An Asian walked up to another Asian that was crying.
He asked, "Is somting wong?"
The other guy says, "I was i a noh paking zon."
Why did my brother cross the road?
Because he was looking for his brain.
Why does Aaron have no friends? Because his spine is weird and he is fat.
Thanks for the birthday wishes. It's been an odd one this year, as some of you know, my father suddenly passed away on my birthday last year, and anyone who knew the old man knew he had a sledgehammer wit!
Good on ya dad, ya definitely got the last laugh!
Best friend makes joke about 9/11.
Me: My pop was a part of that!
Best friend: So sorry!
Me: My pop was the pilot of the plane, he flew through 89 floors.
I asked my dad what his previous job was.
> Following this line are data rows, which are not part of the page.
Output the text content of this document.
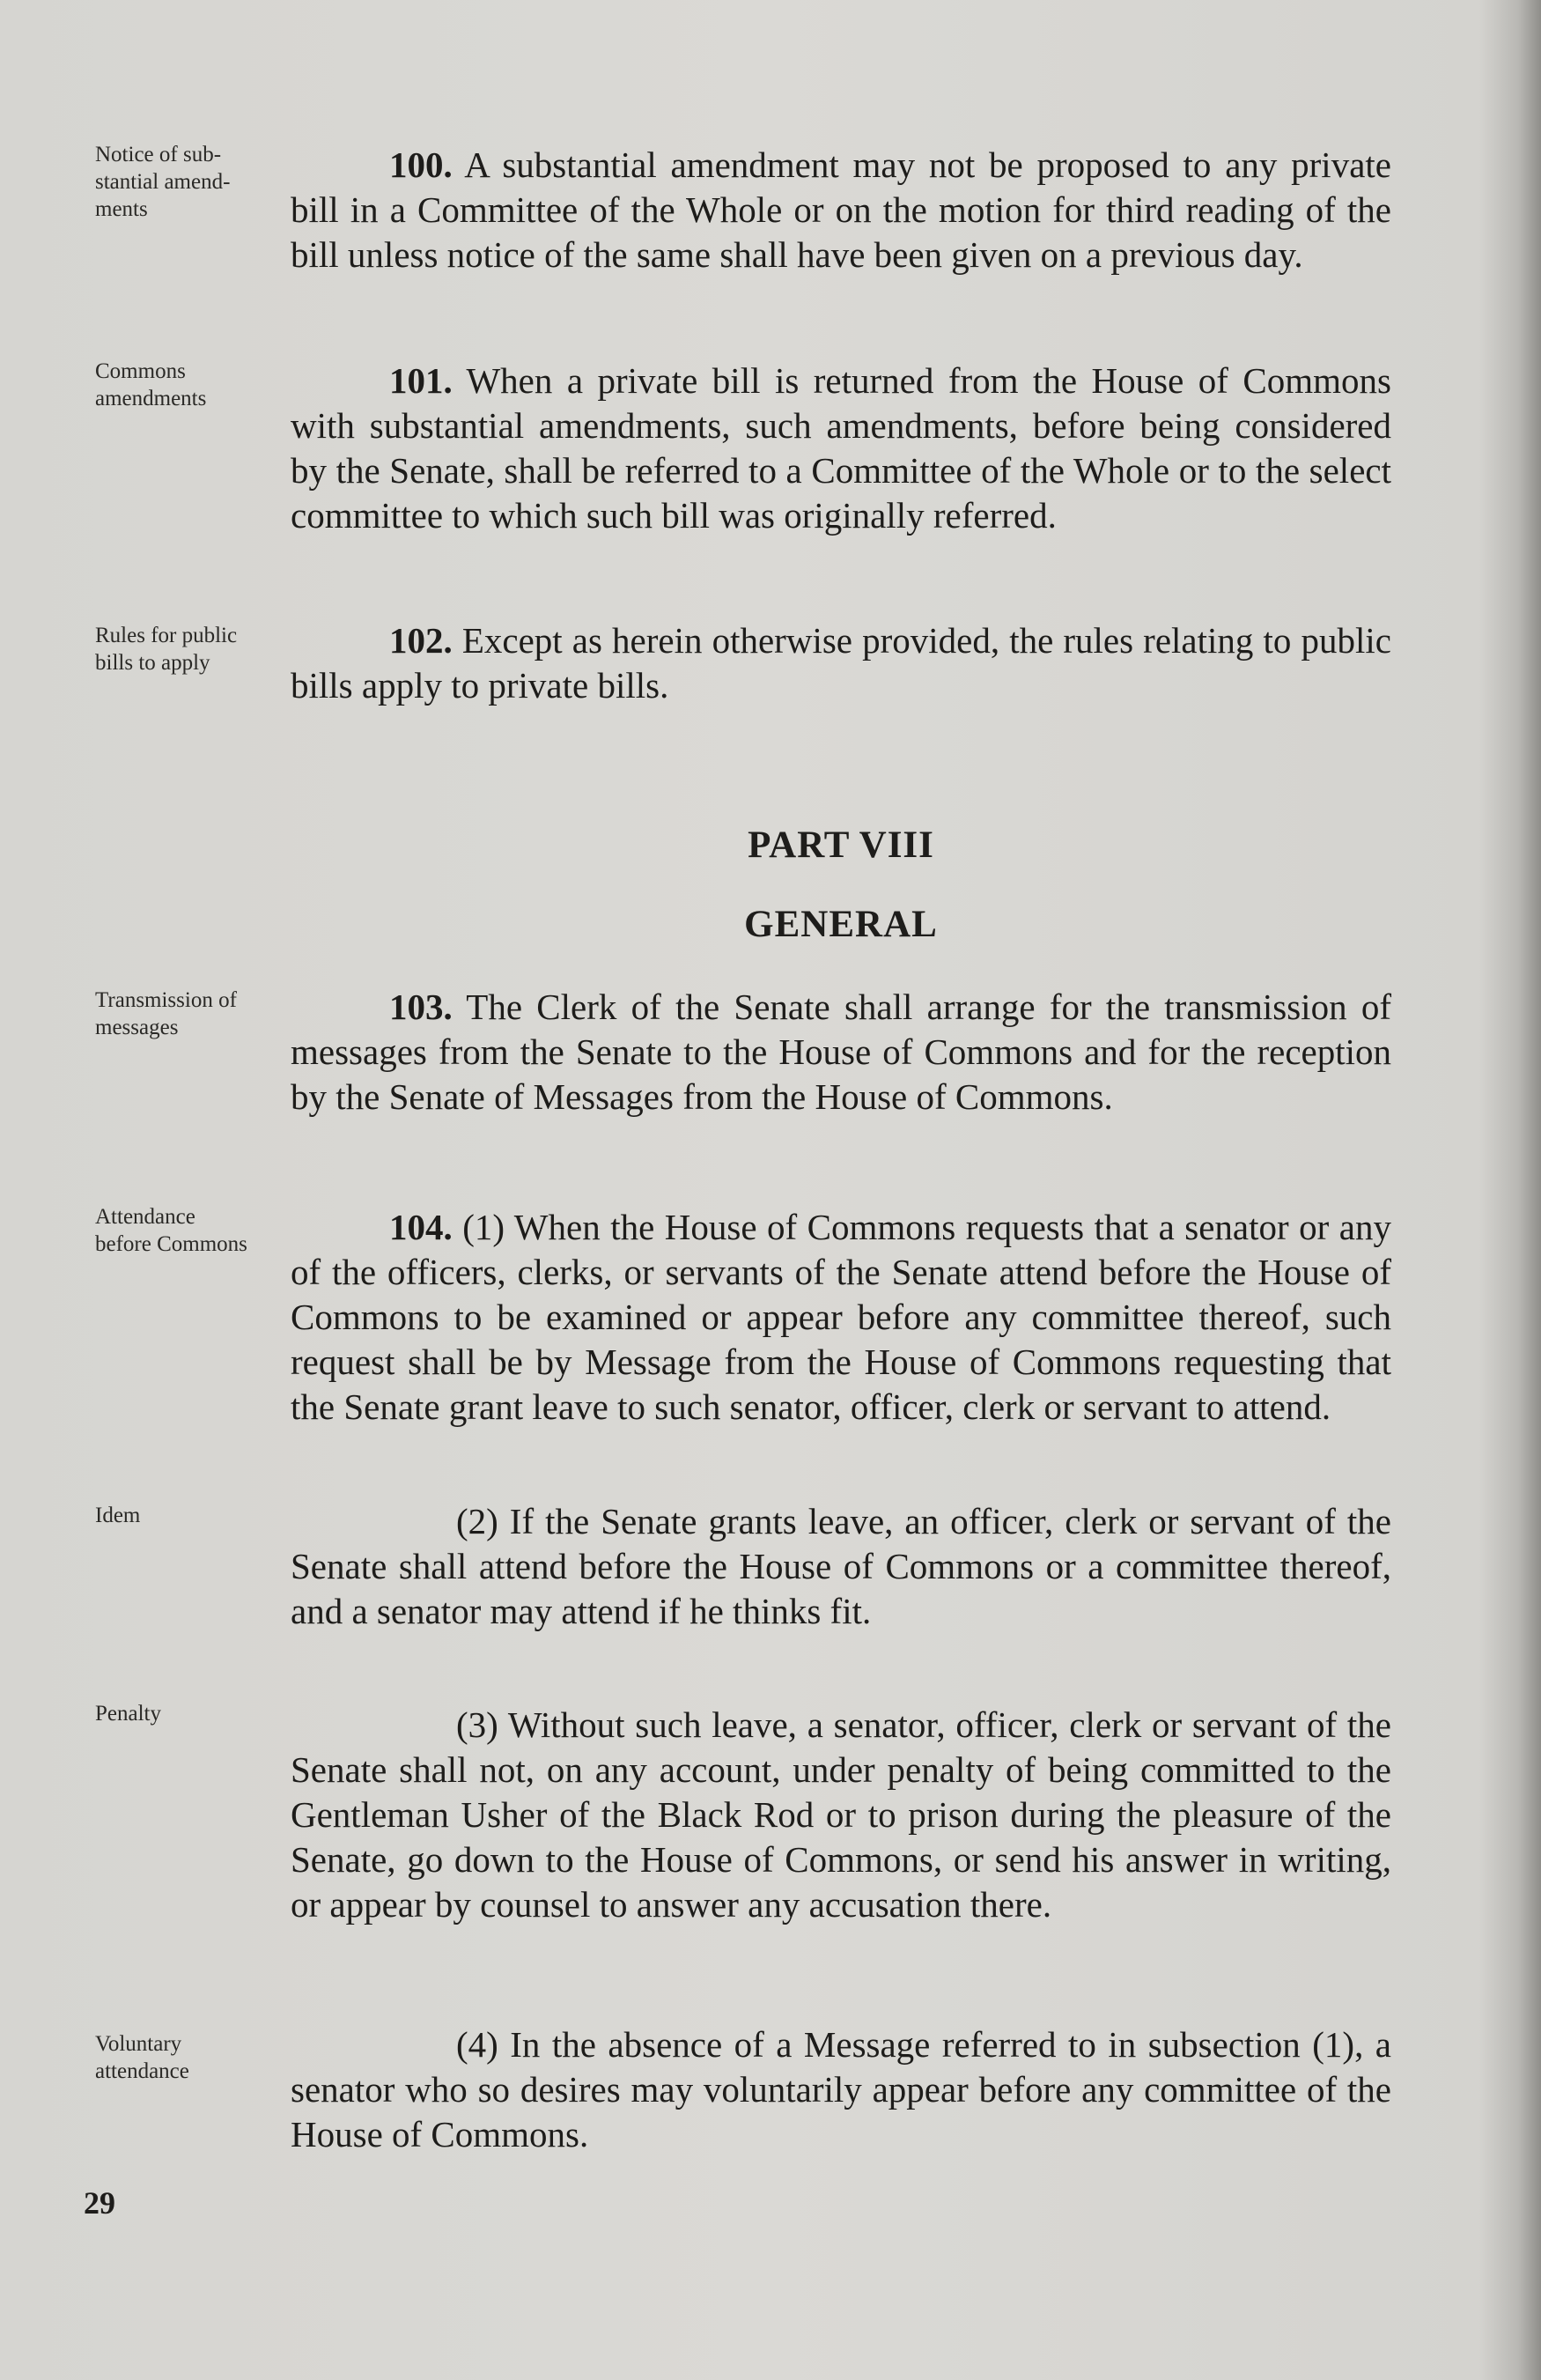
Notice of sub-
stantial amend-
ments
Commons
amendments
Rules for public
bills to apply
Transmission of
messages
Attendance
before Commons
Idem
Penalty
Voluntary
attendance
100. A substantial amendment may not be proposed to any private bill in a Committee of the Whole or on the motion for third reading of the bill unless notice of the same shall have been given on a previous day.
101. When a private bill is returned from the House of Commons with substantial amendments, such amendments, before being considered by the Senate, shall be referred to a Committee of the Whole or to the select committee to which such bill was originally referred.
102. Except as herein otherwise provided, the rules relating to public bills apply to private bills.
PART VIII
GENERAL
103. The Clerk of the Senate shall arrange for the transmission of messages from the Senate to the House of Commons and for the reception by the Senate of Messages from the House of Commons.
104. (1) When the House of Commons requests that a senator or any of the officers, clerks, or servants of the Senate attend before the House of Commons to be examined or appear before any committee thereof, such request shall be by Message from the House of Commons requesting that the Senate grant leave to such senator, officer, clerk or servant to attend.
(2) If the Senate grants leave, an officer, clerk or servant of the Senate shall attend before the House of Commons or a committee thereof, and a senator may attend if he thinks fit.
(3) Without such leave, a senator, officer, clerk or servant of the Senate shall not, on any account, under penalty of being committed to the Gentleman Usher of the Black Rod or to prison during the pleasure of the Senate, go down to the House of Commons, or send his answer in writing, or appear by counsel to answer any accusation there.
(4) In the absence of a Message referred to in subsection (1), a senator who so desires may voluntarily appear before any committee of the House of Commons.
29
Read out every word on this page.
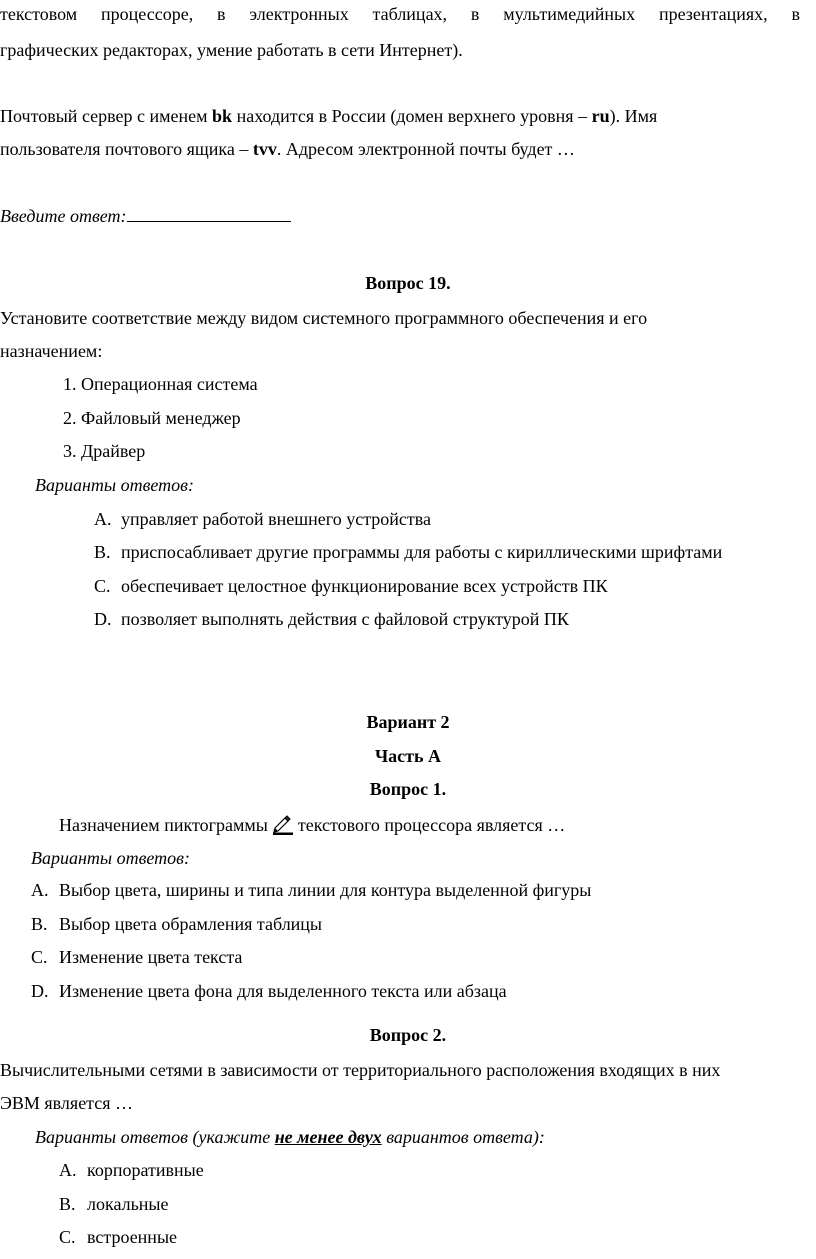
текстовом процессоре, в электронных таблицах, в мультимедийных презентациях, в
графических редакторах, умение работать в сети Интернет).
Почтовый сервер с именем bk находится в России (домен верхнего уровня – ru). Имя
пользователя почтового ящика – tvv. Адресом электронной почты будет …
Введите ответ:
Вопрос 19.
Установите соответствие между видом системного программного обеспечения и его
назначением:
1. Операционная система
2. Файловый менеджер
3. Драйвер
Варианты ответов:
A. управляет работой внешнего устройства
B. приспосабливает другие программы для работы с кириллическими шрифтами
C. обеспечивает целостное функционирование всех устройств ПК
D. позволяет выполнять действия с файловой структурой ПК
Вариант 2
Часть А
Вопрос 1.
Назначением пиктограммы текстового процессора является …
Варианты ответов:
A. Выбор цвета, ширины и типа линии для контура выделенной фигуры
B. Выбор цвета обрамления таблицы
C. Изменение цвета текста
D. Изменение цвета фона для выделенного текста или абзаца
Вопрос 2.
Вычислительными сетями в зависимости от территориального расположения входящих в них
ЭВМ является …
Варианты ответов (укажите не менее двух вариантов ответа):
A. корпоративные
B. локальные
C. встроенные
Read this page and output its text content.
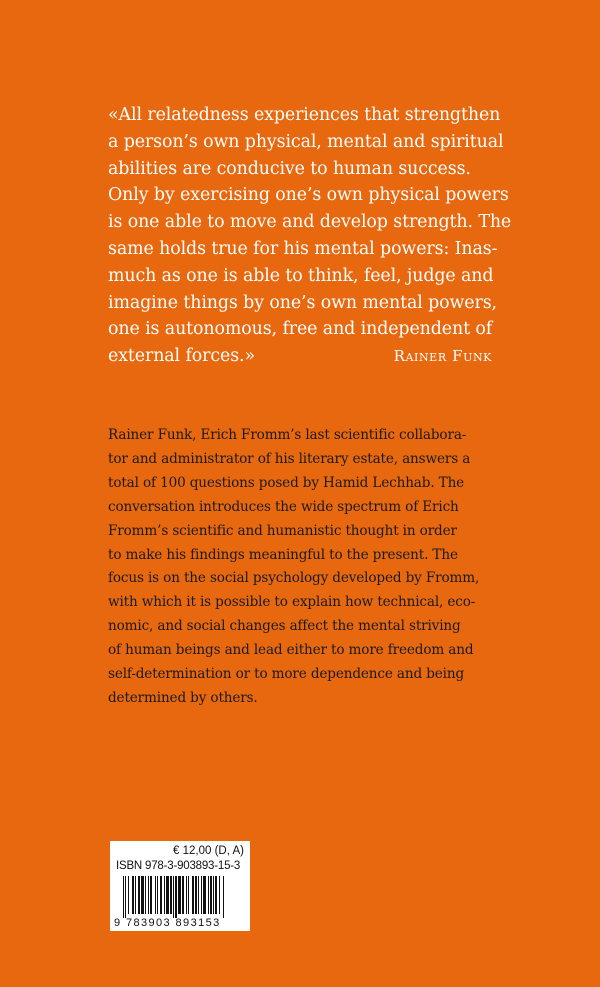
«All relatedness experiences that strengthen
a person’s own physical, mental and spiritual
abilities are conducive to human success.
Only by exercising one’s own physical powers
is one able to move and develop strength. The
same holds true for his mental powers: Inas-
much as one is able to think, feel, judge and
imagine things by one’s own mental powers,
one is autonomous, free and independent of
external forces.»	Rainer Funk

Rainer Funk, Erich Fromm’s last scientific collabora-
tor and administrator of his literary estate, answers a
total of 100 questions posed by Hamid Lechhab. The
conversation introduces the wide spectrum of Erich
Fromm’s scientific and humanistic thought in order
to make his findings meaningful to the present. The
focus is on the social psychology developed by Fromm,
with which it is possible to explain how technical, eco-
nomic, and social changes affect the mental striving
of human beings and lead either to more freedom and
self-determination or to more dependence and being
determined by others.

€ 12,00 (D, A)

ISBN 978-3-903893-15-3

9 783903 893153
He said: "I was a post until I met your mother."
Why does Batman only wear black?
Because he's emo!
I was at my lecture at Oxford. Professor Albert Pessistein was leading the lecture, teaching us new equations. I asked where I can find a drink, due to my dying of thirst. He said, “big games my friend.”
He then proceeded to teach us, “The greater the Big games, the higher the Bottling!”
I was in my first space mission for NASA. As we were orbiting the asteroid belt, I saw a figure. I couldn’t tell who it was, but he spoke Spanish with an Argentinian accent. He said, “I’m looking for my freekicks and penalties, can you help me find them?” We then decided to aid him.
Stephen Hawking was in a house fire. When he got out, people called him "Hot Wheels."
Person 1: Wasn’t Stephen Hawking on X Factor?
Person 2: No, why would he be on X Factor?
Person 1: For dancing.
What does the dead man say to the other? He says, "Your daughter is pretty."
The other man says, "How do you know?"
The other man says, "Because she is dead."
Kobe played I Spy and he said, "I spy a mountain."